Ok, I'm reopening it till it's clear whether this is a good idea or what to do otherwise.
BTW I find it a must for Fedora. Just that possible use of ABRT in other distros may be broken by this patch.
Please do not push this change into Fedora for now, it has a regression described at: https://fedorahosted.org/pipermail/crash-catcher/2009-October/000052.html Sorry about that.

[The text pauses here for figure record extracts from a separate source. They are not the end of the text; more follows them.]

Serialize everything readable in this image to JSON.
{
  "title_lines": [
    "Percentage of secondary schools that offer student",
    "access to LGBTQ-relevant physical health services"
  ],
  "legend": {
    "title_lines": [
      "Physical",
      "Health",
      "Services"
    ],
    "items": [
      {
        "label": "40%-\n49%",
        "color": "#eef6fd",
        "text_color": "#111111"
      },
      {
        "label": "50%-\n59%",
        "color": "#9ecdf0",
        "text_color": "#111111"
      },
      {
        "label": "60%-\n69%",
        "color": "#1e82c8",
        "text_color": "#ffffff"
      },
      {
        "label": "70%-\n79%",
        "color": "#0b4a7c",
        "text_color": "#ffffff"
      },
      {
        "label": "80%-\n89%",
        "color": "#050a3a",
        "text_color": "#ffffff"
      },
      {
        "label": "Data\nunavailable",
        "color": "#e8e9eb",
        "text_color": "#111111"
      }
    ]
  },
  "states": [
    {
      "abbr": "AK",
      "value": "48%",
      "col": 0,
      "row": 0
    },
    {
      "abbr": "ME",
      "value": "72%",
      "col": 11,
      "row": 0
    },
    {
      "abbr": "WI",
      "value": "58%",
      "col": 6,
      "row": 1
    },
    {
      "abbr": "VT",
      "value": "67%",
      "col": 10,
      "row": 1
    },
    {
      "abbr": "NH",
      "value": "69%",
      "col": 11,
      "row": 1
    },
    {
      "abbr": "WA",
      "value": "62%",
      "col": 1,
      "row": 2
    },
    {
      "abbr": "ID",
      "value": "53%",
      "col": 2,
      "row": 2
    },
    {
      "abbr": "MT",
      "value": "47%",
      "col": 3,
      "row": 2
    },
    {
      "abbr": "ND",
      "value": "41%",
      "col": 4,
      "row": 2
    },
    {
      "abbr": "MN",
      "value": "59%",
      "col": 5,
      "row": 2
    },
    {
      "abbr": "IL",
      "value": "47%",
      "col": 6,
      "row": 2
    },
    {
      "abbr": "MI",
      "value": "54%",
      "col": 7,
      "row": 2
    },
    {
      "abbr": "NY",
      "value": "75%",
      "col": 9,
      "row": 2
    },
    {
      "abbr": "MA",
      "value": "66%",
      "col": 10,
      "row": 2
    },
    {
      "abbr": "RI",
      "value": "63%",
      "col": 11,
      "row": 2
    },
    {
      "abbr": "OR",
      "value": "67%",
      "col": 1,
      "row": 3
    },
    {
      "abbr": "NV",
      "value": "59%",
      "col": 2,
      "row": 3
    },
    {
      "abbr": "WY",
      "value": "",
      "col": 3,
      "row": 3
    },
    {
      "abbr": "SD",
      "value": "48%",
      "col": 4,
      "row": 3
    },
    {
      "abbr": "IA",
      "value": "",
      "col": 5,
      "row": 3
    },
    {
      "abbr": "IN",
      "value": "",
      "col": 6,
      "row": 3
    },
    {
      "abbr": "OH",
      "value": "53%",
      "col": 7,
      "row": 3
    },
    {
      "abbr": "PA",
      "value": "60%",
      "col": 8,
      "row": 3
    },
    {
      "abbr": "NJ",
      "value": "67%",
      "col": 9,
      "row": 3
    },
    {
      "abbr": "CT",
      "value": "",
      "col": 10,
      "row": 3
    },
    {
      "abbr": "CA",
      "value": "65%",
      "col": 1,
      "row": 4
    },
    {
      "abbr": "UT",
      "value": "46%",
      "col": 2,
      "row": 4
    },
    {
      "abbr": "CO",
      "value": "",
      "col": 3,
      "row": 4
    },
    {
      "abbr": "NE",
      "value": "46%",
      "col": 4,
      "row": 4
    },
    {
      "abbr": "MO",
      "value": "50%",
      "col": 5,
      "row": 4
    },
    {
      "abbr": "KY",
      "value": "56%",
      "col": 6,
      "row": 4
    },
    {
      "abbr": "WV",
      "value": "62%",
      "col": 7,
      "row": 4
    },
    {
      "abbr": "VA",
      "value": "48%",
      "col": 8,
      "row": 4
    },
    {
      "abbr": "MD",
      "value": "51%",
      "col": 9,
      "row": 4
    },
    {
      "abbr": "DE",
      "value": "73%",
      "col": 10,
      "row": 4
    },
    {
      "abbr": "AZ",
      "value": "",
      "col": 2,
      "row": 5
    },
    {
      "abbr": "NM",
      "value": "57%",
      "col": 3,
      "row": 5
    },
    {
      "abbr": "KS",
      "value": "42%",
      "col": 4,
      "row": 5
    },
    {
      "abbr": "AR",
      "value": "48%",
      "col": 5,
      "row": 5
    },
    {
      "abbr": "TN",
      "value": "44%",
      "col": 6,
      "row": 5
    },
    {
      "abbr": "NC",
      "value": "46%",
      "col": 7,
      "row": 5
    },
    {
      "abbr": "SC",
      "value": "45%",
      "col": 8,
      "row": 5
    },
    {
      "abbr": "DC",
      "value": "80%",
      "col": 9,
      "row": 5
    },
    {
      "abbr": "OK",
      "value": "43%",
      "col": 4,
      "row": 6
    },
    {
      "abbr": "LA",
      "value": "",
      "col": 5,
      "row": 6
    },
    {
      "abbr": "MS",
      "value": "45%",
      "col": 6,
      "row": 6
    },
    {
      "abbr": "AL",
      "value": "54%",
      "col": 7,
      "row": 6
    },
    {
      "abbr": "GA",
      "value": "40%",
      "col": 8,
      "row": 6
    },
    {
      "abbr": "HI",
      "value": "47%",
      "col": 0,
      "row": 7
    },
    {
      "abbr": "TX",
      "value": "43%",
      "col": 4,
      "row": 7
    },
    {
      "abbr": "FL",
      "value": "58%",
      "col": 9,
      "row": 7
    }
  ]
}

This bug appears to have been reported against 'rawhide' during the Fedora 12 development cycle. Changing version to '12'. More information and reason for this action is here: http://fedoraproject.org/wiki/BugZappers/HouseKeeping
abrt-1.0.0-1.fc12 has been submitted as an update for Fedora 12. http://admin.fedoraproject.org/updates/abrt-1.0.0-1.fc12
abrt-1.0.0-1.fc12 has been pushed to the Fedora 12 testing repository. If problems still persist, please make note of it in this bug report. If you want to test the update, you can install it with su -c 'yum --enablerepo=updates-testing update abrt'. You can provide feedback for this update here: http://admin.fedoraproject.org/updates/F12/FEDORA-2009-12098
abrt-1.0.0-1.fc12 has been pushed to the Fedora 12 stable repository. If problems still persist, please make note of it in this bug report.